Falar de novela em 2025 pode parecer anacrônico. Talvez seja mesmo. Mas, vez ou outra, é necessário olhar para o que parece ultrapassado para entender o que continua perfeitamente atual. Vale Tudo, novela exibida originalmente em 1988 e reprisada tantas vezes, continua oferecendo personagens que parecem saídas do feed do Instagram de hoje. E entre elas, Solange.
Solange é um tipo muito conhecido no Brasil — e talvez por isso tão incômodo. É aquele sujeito moderno, woke, de discurso afiado e engajado. É o cara que grita por justiça, exige igualdade, fala bonito sobre resistência, democracia e inclusão. Trabalha duro, está nos eventos certos, nas falas certas, nas hashtags certas.

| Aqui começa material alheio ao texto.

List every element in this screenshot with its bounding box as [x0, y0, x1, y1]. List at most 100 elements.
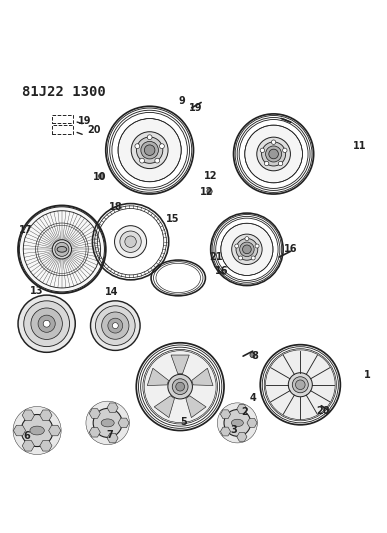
Circle shape — [99, 173, 104, 179]
Text: 16: 16 — [215, 266, 229, 276]
Circle shape — [265, 146, 282, 162]
Polygon shape — [49, 425, 61, 436]
Text: 12: 12 — [200, 187, 214, 197]
Circle shape — [269, 149, 278, 159]
Circle shape — [240, 242, 254, 256]
Text: 19: 19 — [78, 116, 92, 126]
Circle shape — [18, 205, 106, 293]
Text: 20: 20 — [317, 407, 330, 416]
Circle shape — [292, 377, 308, 393]
Text: 14: 14 — [105, 287, 118, 297]
Circle shape — [217, 403, 257, 443]
Text: 20: 20 — [87, 125, 101, 135]
Polygon shape — [14, 425, 26, 436]
Text: 2: 2 — [241, 407, 248, 417]
Circle shape — [141, 141, 158, 159]
Polygon shape — [22, 410, 34, 421]
Polygon shape — [107, 433, 118, 443]
Circle shape — [265, 350, 335, 419]
Polygon shape — [221, 410, 231, 418]
Circle shape — [245, 237, 249, 240]
Text: 19: 19 — [188, 103, 202, 113]
Text: 15: 15 — [166, 214, 179, 224]
Circle shape — [264, 161, 269, 166]
Circle shape — [52, 240, 72, 259]
Circle shape — [239, 256, 243, 260]
Text: 6: 6 — [23, 431, 30, 441]
Circle shape — [13, 407, 61, 455]
Text: 10: 10 — [93, 172, 107, 182]
Polygon shape — [22, 440, 34, 451]
Circle shape — [24, 301, 70, 346]
Ellipse shape — [231, 419, 243, 426]
Circle shape — [168, 374, 192, 399]
Polygon shape — [221, 427, 231, 436]
Circle shape — [131, 132, 168, 168]
Text: 17: 17 — [19, 225, 33, 235]
Circle shape — [236, 238, 258, 260]
Circle shape — [144, 351, 216, 423]
Circle shape — [278, 161, 283, 166]
Circle shape — [21, 415, 53, 447]
Circle shape — [243, 245, 251, 254]
Text: 3: 3 — [230, 425, 237, 435]
Circle shape — [255, 244, 259, 248]
Circle shape — [262, 142, 286, 166]
Polygon shape — [89, 409, 100, 418]
Circle shape — [108, 318, 123, 333]
Circle shape — [86, 401, 129, 445]
Circle shape — [224, 409, 251, 436]
Circle shape — [96, 306, 135, 345]
Circle shape — [257, 137, 290, 171]
Circle shape — [137, 137, 163, 163]
Circle shape — [144, 145, 155, 156]
Circle shape — [140, 158, 144, 163]
Ellipse shape — [101, 419, 114, 427]
Text: 12: 12 — [204, 171, 217, 181]
Polygon shape — [237, 432, 247, 441]
Polygon shape — [154, 395, 175, 417]
Polygon shape — [192, 368, 213, 385]
Circle shape — [55, 243, 69, 256]
Circle shape — [176, 382, 185, 391]
Polygon shape — [107, 403, 118, 413]
Circle shape — [120, 231, 141, 253]
Circle shape — [283, 148, 287, 152]
Circle shape — [155, 158, 160, 163]
Circle shape — [102, 312, 129, 340]
FancyBboxPatch shape — [52, 115, 74, 124]
Polygon shape — [118, 418, 129, 427]
Text: 21: 21 — [210, 252, 223, 262]
Circle shape — [221, 223, 273, 276]
Circle shape — [135, 144, 140, 149]
Circle shape — [125, 236, 136, 247]
Circle shape — [91, 301, 140, 350]
Circle shape — [260, 148, 265, 152]
Ellipse shape — [30, 426, 45, 435]
Text: 4: 4 — [249, 393, 256, 403]
Circle shape — [232, 234, 262, 264]
Polygon shape — [40, 410, 52, 421]
Text: 11: 11 — [353, 141, 366, 151]
Polygon shape — [237, 405, 247, 413]
FancyBboxPatch shape — [52, 125, 74, 134]
Circle shape — [251, 256, 255, 260]
Text: 7: 7 — [106, 430, 113, 440]
Text: 8: 8 — [251, 351, 258, 361]
Ellipse shape — [57, 246, 67, 252]
Text: 13: 13 — [30, 286, 44, 296]
Circle shape — [271, 140, 276, 144]
Circle shape — [296, 380, 305, 390]
Circle shape — [115, 225, 147, 258]
Circle shape — [245, 125, 303, 183]
Circle shape — [250, 352, 255, 358]
Polygon shape — [89, 427, 100, 437]
Circle shape — [93, 408, 122, 438]
Circle shape — [31, 308, 62, 340]
Circle shape — [235, 244, 239, 248]
Circle shape — [172, 379, 188, 394]
Circle shape — [43, 320, 50, 327]
Text: 1: 1 — [364, 370, 370, 380]
Circle shape — [207, 189, 212, 194]
Text: 81J22 1300: 81J22 1300 — [22, 85, 106, 99]
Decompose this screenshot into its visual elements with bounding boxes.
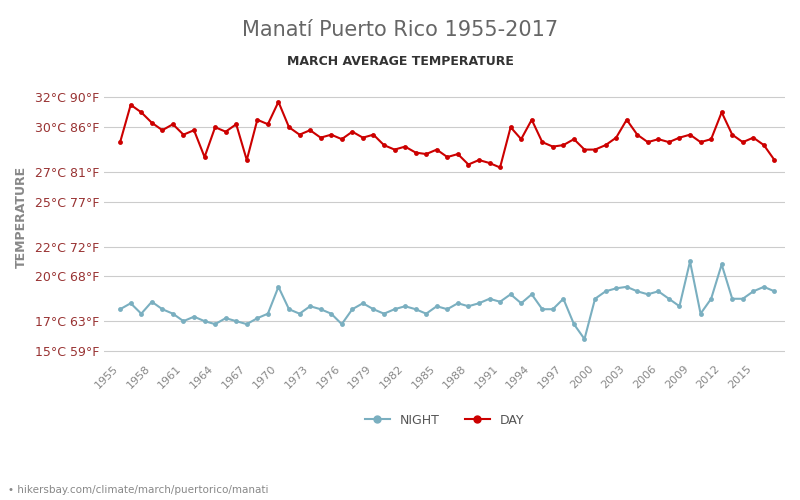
Legend: NIGHT, DAY: NIGHT, DAY [360,408,530,432]
Text: MARCH AVERAGE TEMPERATURE: MARCH AVERAGE TEMPERATURE [286,55,514,68]
Text: • hikersbay.com/climate/march/puertorico/manati: • hikersbay.com/climate/march/puertorico… [8,485,269,495]
Text: Manatí Puerto Rico 1955-2017: Manatí Puerto Rico 1955-2017 [242,20,558,40]
Y-axis label: TEMPERATURE: TEMPERATURE [15,166,28,268]
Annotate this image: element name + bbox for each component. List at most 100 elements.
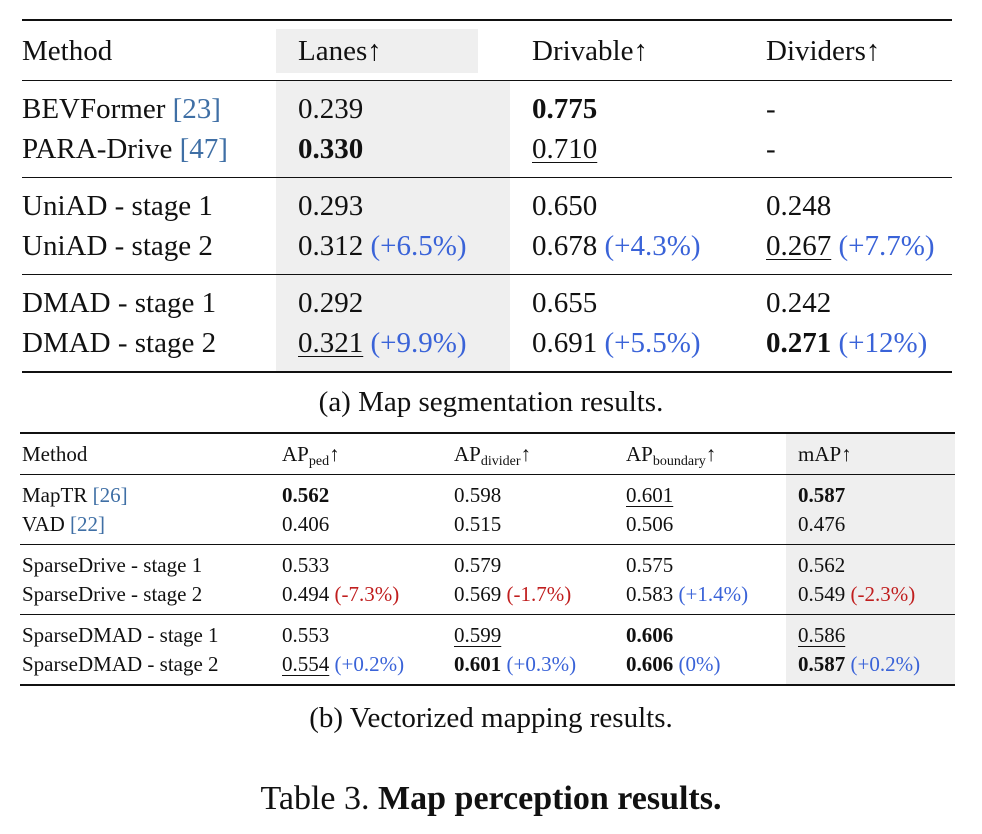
citation-link[interactable]: [47] xyxy=(179,133,228,165)
ap-ped-cell: 0.554 (+0.2%) xyxy=(270,650,442,686)
method-cell: UniAD - stage 2 xyxy=(22,230,213,262)
subcaption-a: (a) Map segmentation results. xyxy=(318,386,664,418)
table-row: PARA-Drive [47] 0.330 0.710 - xyxy=(22,129,952,178)
header-drivable: Drivable↑ xyxy=(510,19,744,81)
table-row: VAD [22] 0.406 0.515 0.506 0.476 xyxy=(20,510,955,545)
ap-ped-cell: 0.533 xyxy=(270,544,442,580)
ap-divider-cell: 0.599 xyxy=(442,614,614,650)
vectorized-mapping-table: Method APped↑ APdivider↑ APboundary↑ mAP… xyxy=(20,432,955,686)
table-row: DMAD - stage 2 0.321 (+9.9%) 0.691 (+5.5… xyxy=(22,323,952,373)
drivable-cell: 0.655 xyxy=(510,274,744,323)
table-row: SparseDrive - stage 1 0.533 0.579 0.575 … xyxy=(20,544,955,580)
ap-boundary-cell: 0.575 xyxy=(614,544,786,580)
header-ap-boundary: APboundary↑ xyxy=(614,432,786,475)
ap-boundary-cell: 0.606 xyxy=(614,614,786,650)
header-map: mAP↑ xyxy=(786,432,955,475)
lanes-cell: 0.321 (+9.9%) xyxy=(276,323,510,373)
delta-value: (-7.3%) xyxy=(334,582,400,606)
ap-divider-cell: 0.598 xyxy=(442,474,614,510)
drivable-cell: 0.678 (+4.3%) xyxy=(532,230,701,262)
drivable-cell: 0.650 xyxy=(510,177,744,226)
delta-value: (-1.7%) xyxy=(506,582,572,606)
dividers-cell: - xyxy=(766,133,776,165)
lanes-cell: 0.239 xyxy=(276,80,510,129)
header-method: Method xyxy=(20,432,270,475)
citation-link[interactable]: [23] xyxy=(172,93,221,125)
method-cell: MapTR [26] xyxy=(20,474,270,510)
ap-divider-cell: 0.579 xyxy=(442,544,614,580)
ap-boundary-cell: 0.601 xyxy=(614,474,786,510)
delta-value: (+0.2%) xyxy=(850,652,921,676)
table-row: BEVFormer [23] 0.239 0.775 - xyxy=(22,80,952,129)
table-row: SparseDrive - stage 2 0.494 (-7.3%) 0.56… xyxy=(20,580,955,615)
ap-ped-cell: 0.553 xyxy=(270,614,442,650)
table-row: DMAD - stage 1 0.292 0.655 0.242 xyxy=(22,274,952,323)
method-cell: SparseDMAD - stage 2 xyxy=(20,650,270,686)
lanes-cell: 0.292 xyxy=(276,274,510,323)
delta-value: (+0.3%) xyxy=(506,652,577,676)
citation-link[interactable]: [22] xyxy=(70,512,106,536)
method-cell: DMAD - stage 1 xyxy=(22,274,276,323)
map-segmentation-table: Method Lanes↑ Drivable↑ Dividers↑ BEVFor… xyxy=(22,19,952,373)
map-cell: 0.562 xyxy=(786,544,955,580)
method-cell: PARA-Drive [47] xyxy=(22,133,228,165)
drivable-cell: 0.691 (+5.5%) xyxy=(510,323,744,373)
table-row: SparseDMAD - stage 2 0.554 (+0.2%) 0.601… xyxy=(20,650,955,686)
delta-value: (+9.9%) xyxy=(370,327,467,359)
map-cell: 0.549 (-2.3%) xyxy=(786,580,955,615)
header-method: Method xyxy=(22,19,276,81)
method-cell: SparseDMAD - stage 1 xyxy=(20,614,270,650)
delta-value: (0%) xyxy=(678,652,721,676)
dividers-cell: 0.271 (+12%) xyxy=(744,323,952,373)
table-row: UniAD - stage 2 0.312 (+6.5%) 0.678 (+4.… xyxy=(22,226,952,275)
table-row: SparseDMAD - stage 1 0.553 0.599 0.606 0… xyxy=(20,614,955,650)
method-cell: DMAD - stage 2 xyxy=(22,323,276,373)
ap-boundary-cell: 0.606 (0%) xyxy=(614,650,786,686)
table-header-row: Method APped↑ APdivider↑ APboundary↑ mAP… xyxy=(20,432,955,475)
drivable-cell: 0.775 xyxy=(510,80,744,129)
lanes-cell: 0.312 (+6.5%) xyxy=(276,226,510,275)
dividers-cell: 0.267 (+7.7%) xyxy=(766,230,935,262)
ap-ped-cell: 0.406 xyxy=(282,512,330,536)
map-cell: 0.587 xyxy=(786,474,955,510)
delta-value: (+0.2%) xyxy=(334,652,405,676)
table-row: UniAD - stage 1 0.293 0.650 0.248 xyxy=(22,177,952,226)
delta-value: (+12%) xyxy=(838,327,928,359)
header-dividers: Dividers↑ xyxy=(744,19,952,81)
method-cell: UniAD - stage 1 xyxy=(22,177,276,226)
subcaption-b: (b) Vectorized mapping results. xyxy=(309,702,673,734)
dividers-cell: - xyxy=(744,80,952,129)
lanes-cell: 0.330 xyxy=(276,129,510,178)
delta-value: (+5.5%) xyxy=(604,327,701,359)
map-cell: 0.476 xyxy=(786,510,955,545)
lanes-cell: 0.293 xyxy=(276,177,510,226)
delta-value: (+4.3%) xyxy=(604,230,701,262)
method-cell: BEVFormer [23] xyxy=(22,80,276,129)
ap-divider-cell: 0.569 (-1.7%) xyxy=(454,582,572,606)
delta-value: (+6.5%) xyxy=(370,230,467,262)
delta-value: (+7.7%) xyxy=(838,230,935,262)
method-cell: SparseDrive - stage 2 xyxy=(22,582,203,606)
map-cell: 0.586 xyxy=(786,614,955,650)
method-cell: VAD [22] xyxy=(22,512,106,536)
map-cell: 0.587 (+0.2%) xyxy=(786,650,955,686)
header-ap-divider: APdivider↑ xyxy=(442,432,614,475)
ap-boundary-cell: 0.583 (+1.4%) xyxy=(626,582,749,606)
table-row: MapTR [26] 0.562 0.598 0.601 0.587 xyxy=(20,474,955,510)
dividers-cell: 0.242 xyxy=(744,274,952,323)
ap-divider-cell: 0.601 (+0.3%) xyxy=(442,650,614,686)
ap-boundary-cell: 0.506 xyxy=(626,512,674,536)
table-header-row: Method Lanes↑ Drivable↑ Dividers↑ xyxy=(22,19,952,81)
citation-link[interactable]: [26] xyxy=(92,483,128,507)
drivable-cell: 0.710 xyxy=(532,133,598,165)
method-cell: SparseDrive - stage 1 xyxy=(20,544,270,580)
delta-value: (+1.4%) xyxy=(678,582,749,606)
table-caption: Table 3. Map perception results. xyxy=(260,780,722,817)
header-ap-ped: APped↑ xyxy=(270,432,442,475)
dividers-cell: 0.248 xyxy=(744,177,952,226)
header-lanes: Lanes↑ xyxy=(276,19,510,81)
ap-ped-cell: 0.562 xyxy=(270,474,442,510)
ap-ped-cell: 0.494 (-7.3%) xyxy=(282,582,400,606)
ap-divider-cell: 0.515 xyxy=(454,512,502,536)
delta-value: (-2.3%) xyxy=(850,582,916,606)
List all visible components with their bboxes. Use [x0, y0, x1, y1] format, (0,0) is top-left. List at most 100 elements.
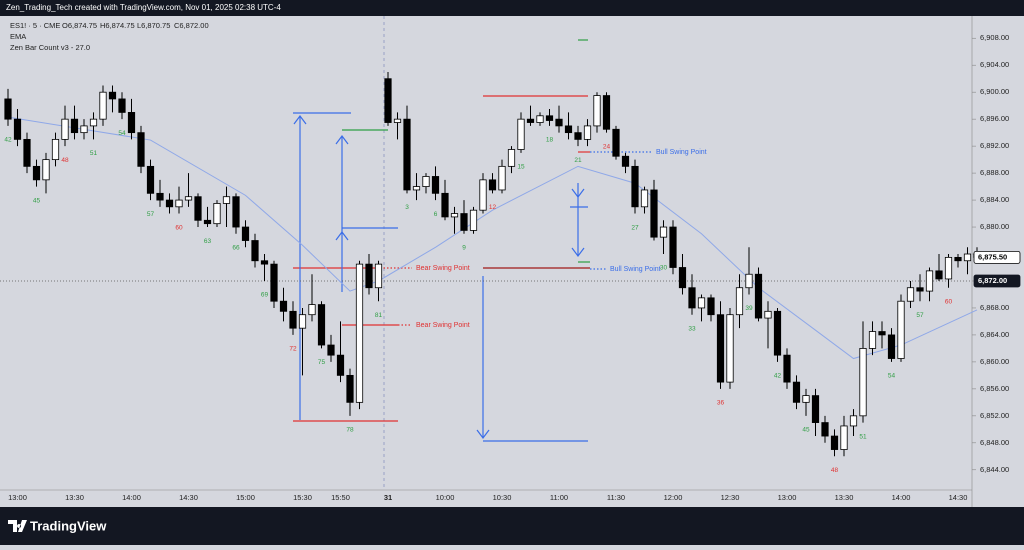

Aí está a hipocrisia da personagem. Na hora de escolher um par, seu coração a “engana” e ela se apaixona, coincidentemente, por um milionário. E então, não resiste ao deslumbre: jantares caros, viagens a lugares paradisíacos, roupas de grife, a piscina com borda infinita. O sonho de consumo vendido como natural.
Solange é um espelho incômodo porque representa com exatidão uma camada da sociedade brasileira que vive entre dois mundos. No mundo virtual, performa a revolução: fala como se estivesse prestes a tomar a Bastilha. No real, sustenta o próprio conforto com a herança da família, o salário do Estado, a vaga garantida no mestrado da universidade pública. A coerência é um luxo do qual ela abre mão — desde que o vinho seja bom e o cenário seja bonito.
É por isso que Vale Tudo continua atual. Porque a Solange de ontem é a influencer de hoje, é a colunista “progressista” do jornal de amanhã, é a turma da “resistência” que protesta com celular de 10 mil reais e vai à manifestação patrocinada pela mesada. Reclamam do sistema, mas fazem questão de sentar na janelinha.
No fim, o Brasil talvez não precise de vilões de novela. Já tem sua cota de mocinhas bem-intencionadas que, quando ninguém está olhando, pegam carona no jatinho do opressor. Tudo em nome da luta, é claro.
Porque resistir, mesmo, cansa. Ainda mais sem ar-condicionado.